Imagine you take a cue ball and hit the 8-ball into a pocket of that same pool table from three inches away — not that hard. Now imagine that same cue ball and that same 8-ball on the same pool table, still three inches away from the pocket. Think you can do it again? Not in Liu Cixin’s “The Three-Body Problem.”
It tackles questions about the fragility and harshness of life on Earth and then contrasts that with an alien world where the sun does not rise daily. It compares our struggle as a species with the struggles of a species where all of the odds are stacked against them. It tells the story of two races that are both trying to survive in their separate environments and become masters of their own world.
The story’s dedication to hard science makes the story not only believable but plausible. It spins a narrative of human failure and illustrates how small actions can have impactful effects on the whole human species as it follows the most terrifying character in literature: Ye Wenjie.

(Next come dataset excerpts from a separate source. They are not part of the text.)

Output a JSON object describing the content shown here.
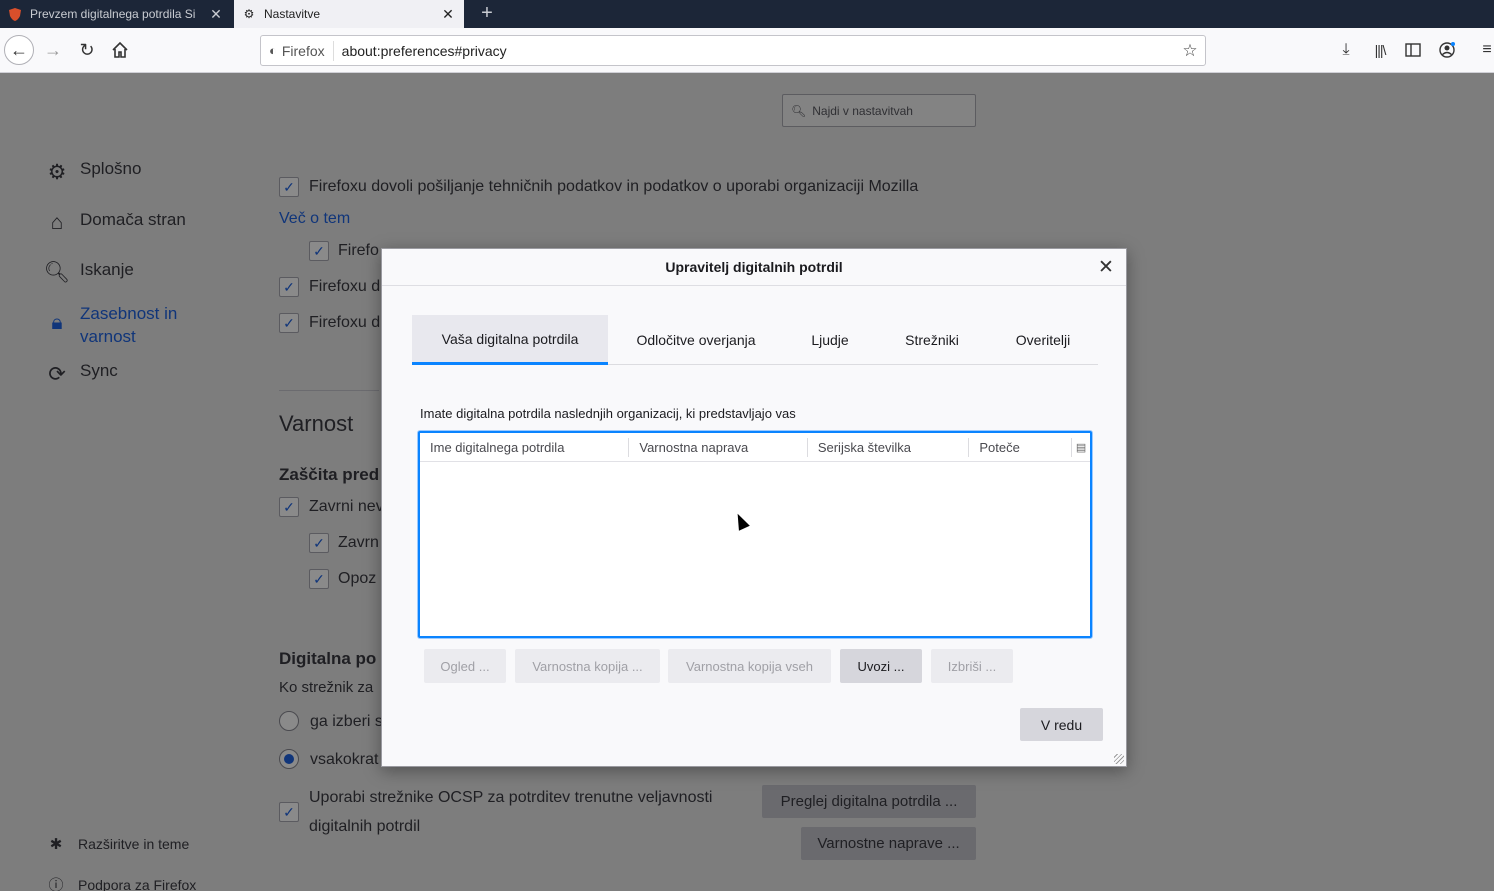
{
  "browser": {
    "tabs": [
      {
        "title": "Prevzem digitalnega potrdila Si",
        "active": false,
        "favicon": "shield-favicon"
      },
      {
        "title": "Nastavitve",
        "active": true,
        "favicon": "gear-icon"
      }
    ],
    "new_tab": "+",
    "tab_close": "✕",
    "identity_label": "Firefox",
    "url": "about:preferences#privacy"
  },
  "prefs": {
    "search_placeholder": "Najdi v nastavitvah",
    "categories": [
      {
        "label": "Splošno",
        "icon": "gear-icon"
      },
      {
        "label": "Domača stran",
        "icon": "home-icon"
      },
      {
        "label": "Iskanje",
        "icon": "search-icon"
      },
      {
        "label": "Zasebnost in varnost",
        "icon": "lock-icon"
      },
      {
        "label": "Sync",
        "icon": "sync-icon"
      }
    ],
    "footer_links": [
      {
        "label": "Razširitve in teme",
        "icon": "puzzle-icon"
      },
      {
        "label": "Podpora za Firefox",
        "icon": "help-icon"
      }
    ],
    "telemetry_label": "Firefoxu dovoli pošiljanje tehničnih podatkov in podatkov o uporabi organizaciji Mozilla",
    "learn_more": "Več o tem",
    "sub_option_1": "Firefo",
    "sub_option_2": "Firefoxu d",
    "sub_option_3": "Firefoxu d",
    "security_heading": "Varnost",
    "protection_heading": "Zaščita pred",
    "block_label": "Zavrni nev",
    "block_sub_1": "Zavrn",
    "block_sub_2": "Opoz",
    "certs_heading": "Digitalna po",
    "certs_question": "Ko strežnik za",
    "radio_auto": "ga izberi s",
    "radio_ask": "vsakokrat",
    "ocsp_label_1": "Uporabi strežnike OCSP za potrditev trenutne veljavnosti",
    "ocsp_label_2": "digitalnih potrdil",
    "view_certs_button": "Preglej digitalna potrdila ...",
    "security_devices_button": "Varnostne naprave ..."
  },
  "dialog": {
    "title": "Upravitelj digitalnih potrdil",
    "tabs": [
      "Vaša digitalna potrdila",
      "Odločitve overjanja",
      "Ljudje",
      "Strežniki",
      "Overitelji"
    ],
    "selected_tab": 0,
    "description": "Imate digitalna potrdila naslednjih organizacij, ki predstavljajo vas",
    "columns": [
      "Ime digitalnega potrdila",
      "Varnostna naprava",
      "Serijska številka",
      "Poteče"
    ],
    "rows": [],
    "buttons": [
      {
        "label": "Ogled ...",
        "enabled": false
      },
      {
        "label": "Varnostna kopija ...",
        "enabled": false
      },
      {
        "label": "Varnostna kopija vseh",
        "enabled": false
      },
      {
        "label": "Uvozi ...",
        "enabled": true
      },
      {
        "label": "Izbriši ...",
        "enabled": false
      }
    ],
    "ok_button": "V redu",
    "accent": "#0a84ff"
  }
}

Ye Wenjie watches as her family is torn apart by the Chinese Cultural Revolution. Her mother suffers a mental breakdown; her father is killed by revolutionaries. She is sent to a work camp deep in the Greater Khingan Mountain Range and is recruited into a top-secret military project known as Red Coast. Disguised as a satellite defense system, its true purpose is to establish contact with extra-planetary civilizations. And after many years of work — Ye succeeds.

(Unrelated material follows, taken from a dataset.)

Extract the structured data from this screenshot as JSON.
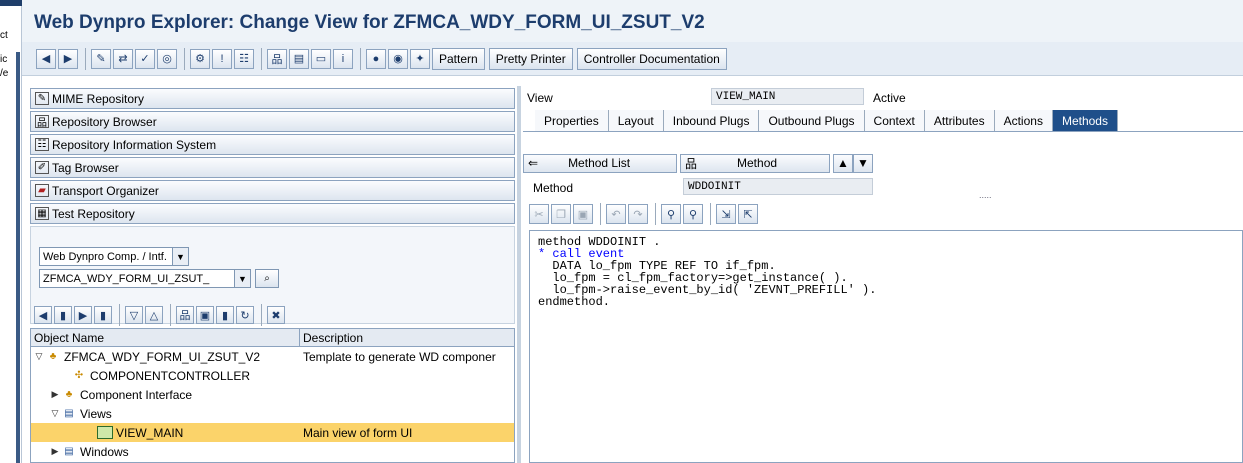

The first message from an extraterrestrial organism reads: Do Not Answer! Do Not Answer!! Do Not Answer!!! But Ye, after witnessing the horrors of humanity, decides to get ultimate revenge on the whole human race.
“The fate of the entire human race was now tied to these slender fingers. Without hesitation, Ye pressed the button.”

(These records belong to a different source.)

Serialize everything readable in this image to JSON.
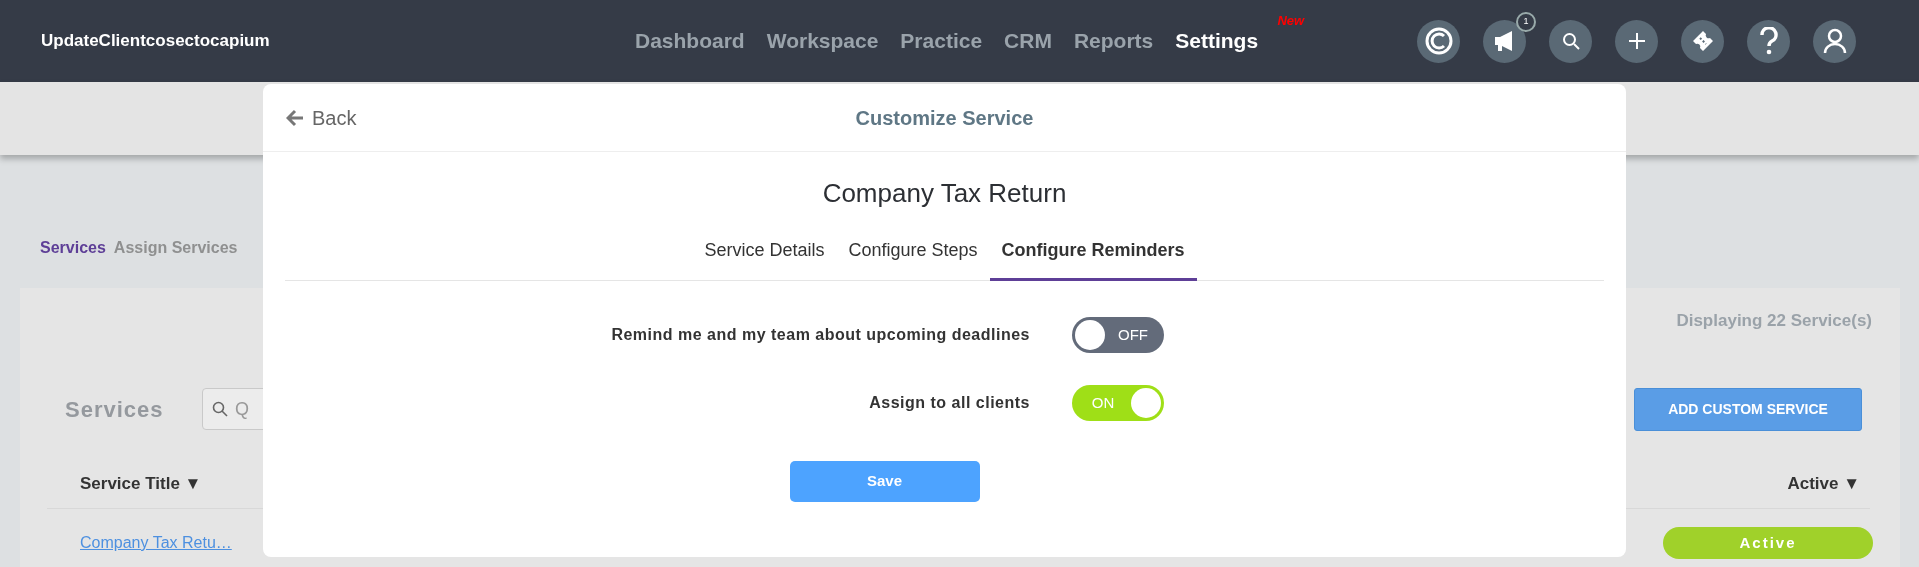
{
  "navbar": {
    "brand": "UpdateClientcosectocapium",
    "items": [
      {
        "label": "Dashboard",
        "selected": false
      },
      {
        "label": "Workspace",
        "selected": false
      },
      {
        "label": "Practice",
        "selected": false
      },
      {
        "label": "CRM",
        "selected": false
      },
      {
        "label": "Reports",
        "selected": false
      },
      {
        "label": "Settings",
        "selected": true,
        "badge": "New"
      }
    ],
    "icons": [
      {
        "kind": "copyright"
      },
      {
        "kind": "megaphone",
        "count": "1"
      },
      {
        "kind": "search"
      },
      {
        "kind": "plus"
      },
      {
        "kind": "ticket"
      },
      {
        "kind": "help"
      },
      {
        "kind": "user"
      }
    ]
  },
  "page": {
    "subtabs": [
      {
        "label": "Services",
        "selected": true
      },
      {
        "label": "Assign Services",
        "selected": false
      }
    ],
    "count_text": "Displaying 22 Service(s)",
    "section_title": "Services",
    "search": {
      "placeholder": "Q"
    },
    "add_button": "ADD CUSTOM SERVICE",
    "columns": [
      "Service Title ▼",
      "Active ▼"
    ],
    "rows": [
      {
        "title": "Company Tax Retu…",
        "status": "Active"
      }
    ]
  },
  "modal": {
    "back": "Back",
    "title": "Customize Service",
    "service_name": "Company Tax Return",
    "tabs": [
      {
        "label": "Service Details",
        "selected": false
      },
      {
        "label": "Configure Steps",
        "selected": false
      },
      {
        "label": "Configure Reminders",
        "selected": true
      }
    ],
    "settings": [
      {
        "label": "Remind me and my team about upcoming deadlines",
        "on": false,
        "state_text": "OFF"
      },
      {
        "label": "Assign to all clients",
        "on": true,
        "state_text": "ON"
      }
    ],
    "save": "Save"
  }
}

“The Three Body Problem” illustrates how Ye’s actions on that fateful autumn night in 1971 affected every human in the world and managed to capture the beauty of both human and alien societies as they brace for their final confrontation. It is the story of a struggle overarching thousands of years of technological and social evolution of two sapient organisms. It is a story of the human spirit and ingenuity — even in the face of unwinnable circumstances. It is the story of a beautiful and terrible life.